Mrs. Barnes blames their plight on a lack of the kind of motivation men like Dr. King used to provide -- and a lack of the sense of urgency blacks used to possess when fighting for equality.
And the mayor says those who should be motivating today's black youths -- teachers, neighbors and family members -- are failing.
"My teachers were absolutely special. Every student, every individual, they knew what you were capable of doing, and they made sure you performed at that level. They wouldn't let you just get by, they pushed you to your limit. We don't have that now. We have lost that," he said. "We used to have kids who would have gone astray had we not had strong teachers and strong parents. In those days, if an adult saw me doing something wrong ... they were going to tell my mother and I was going to get killed when I got home.

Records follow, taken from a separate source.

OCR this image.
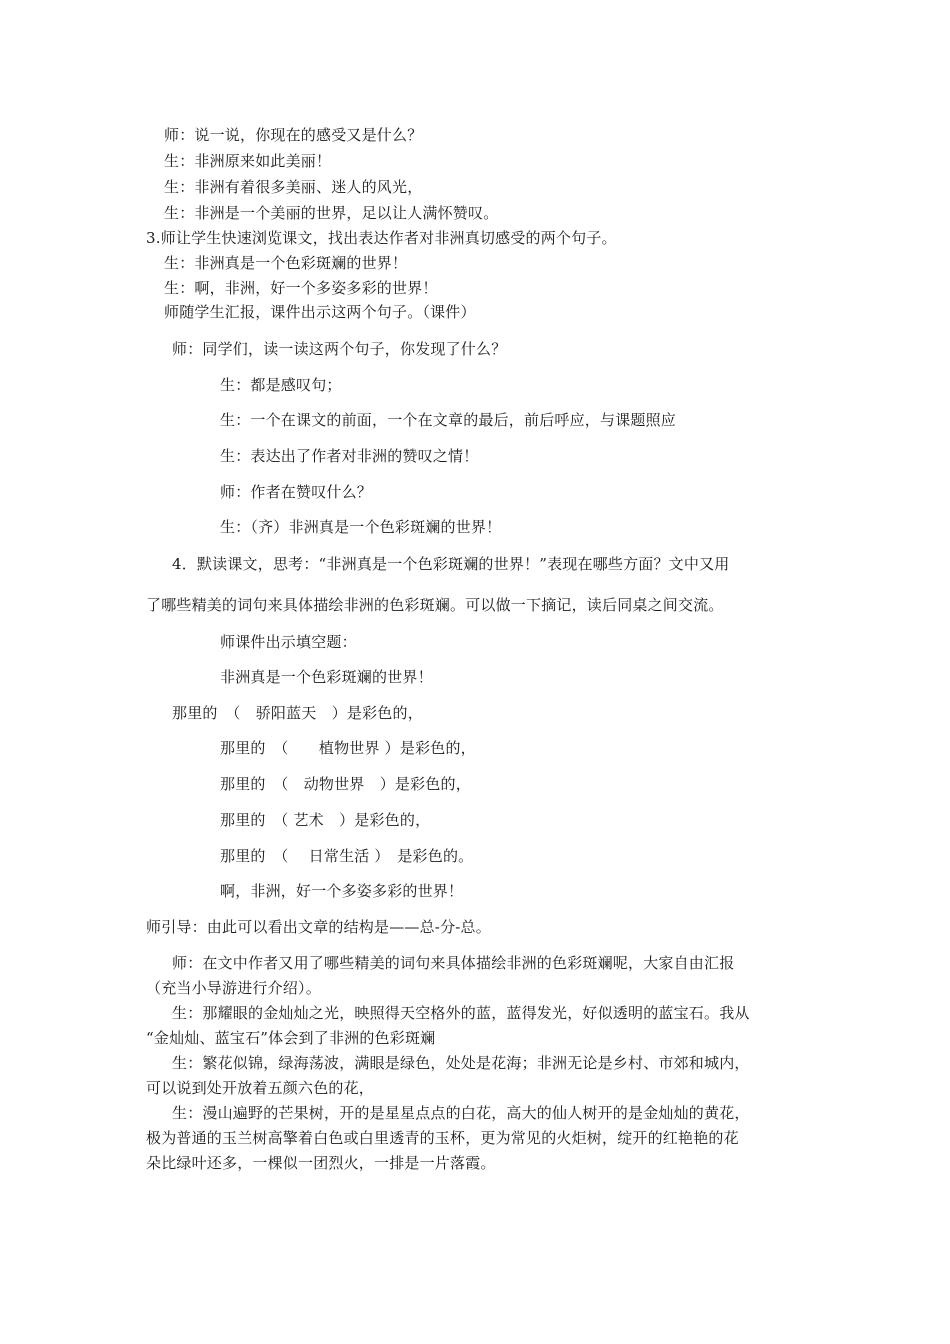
师：说一说，你现在的感受又是什么？
生：非洲原来如此美丽！
生：非洲有着很多美丽、迷人的风光，
生：非洲是一个美丽的世界，足以让人满怀赞叹。
3.师让学生快速浏览课文，找出表达作者对非洲真切感受的两个句子。
生：非洲真是一个色彩斑斓的世界！
生：啊，非洲，好一个多姿多彩的世界！
师随学生汇报，课件出示这两个句子。（课件）
师：同学们，读一读这两个句子，你发现了什么？
生：都是感叹句；
生：一个在课文的前面，一个在文章的最后，前后呼应，与课题照应
生：表达出了作者对非洲的赞叹之情！
师：作者在赞叹什么？
生：（齐）非洲真是一个色彩斑斓的世界！
4．默读课文，思考：“非洲真是一个色彩斑斓的世界！”表现在哪些方面？文中又用
了哪些精美的词句来具体描绘非洲的色彩斑斓。可以做一下摘记，读后同桌之间交流。
师课件出示填空题：
非洲真是一个色彩斑斓的世界！
那里的　（　骄阳蓝天　）是彩色的，
那里的　（　　植物世界 ）是彩色的，
那里的　（　动物世界　）是彩色的，
那里的　（ 艺术　）是彩色的，
那里的　（　 日常生活 ）　是彩色的。
啊，非洲，好一个多姿多彩的世界！
师引导：由此可以看出文章的结构是——总-分-总。
师：在文中作者又用了哪些精美的词句来具体描绘非洲的色彩斑斓呢，大家自由汇报
（充当小导游进行介绍）。
生：那耀眼的金灿灿之光，映照得天空格外的蓝，蓝得发光，好似透明的蓝宝石。我从
“金灿灿、蓝宝石”体会到了非洲的色彩斑斓
生：繁花似锦，绿海荡波，满眼是绿色，处处是花海；非洲无论是乡村、市郊和城内，
可以说到处开放着五颜六色的花，
生：漫山遍野的芒果树，开的是星星点点的白花，高大的仙人树开的是金灿灿的黄花，
极为普通的玉兰树高擎着白色或白里透青的玉杯，更为常见的火炬树，绽开的红艳艳的花
朵比绿叶还多，一棵似一团烈火，一排是一片落霞。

"And if your teacher had to contact your parents to tell them you hadn't done your homework or you had done something wrong, forget about it. Your life was over. You were forced to do what you could to succeed in school because the teacher was powerful. I would have been dead if I said to my teacher half the things these kids used to say to my wife in the classroom."
Mrs. Barnes, and her contemporaries at the NAACP, agree with the mayor on many levels.
"I think that one of the things that we have to look at and want is neighborhoods that are cleaned up. We have to motivate people to get off drugs and stop going into people's homes. You have to motivate people to the point where they say, 'I can be what I want. I don't have to rob somebody. I don't have to go in and take from people who are working,'" Mrs. Barnes said. "Taking those young people and trying to help them understand what their lives could be like, that's doing something."
And that, she said, is the modern day step that must be taken to continue the pursuit of Dr. King's dream.
"It is incumbent upon us to make sure we keep saying to people, 'You can be what you want to be,'" she said.
The mayor agrees.
But in his mind, pointing out, to black youths, that the country has its first black president -- and the city, its first black mayor -- is not enough.
Those elections, he said, were not simply lessons in barriers broken. They should be used to motivate a new generation to look at their neighbors for who they are, not where they came from.
"It wasn't black people who elected Obama. He got a lot of black support, a lot of black support from people who didn't normally vote, but it wasn't black people. It was young people of all races. That's the future. That's the direction we're headed in," he said. "You know, in Vietnam, we didn't think, 'Well what color is the person trying to help me live?' You did not care. All you cared about was whether that person was capable enough to do their job and to have your back. ... And one day, this country is going to look at every person in the same way. Can they help this country succeed? If the answer is yes, race and religion, it won't matter."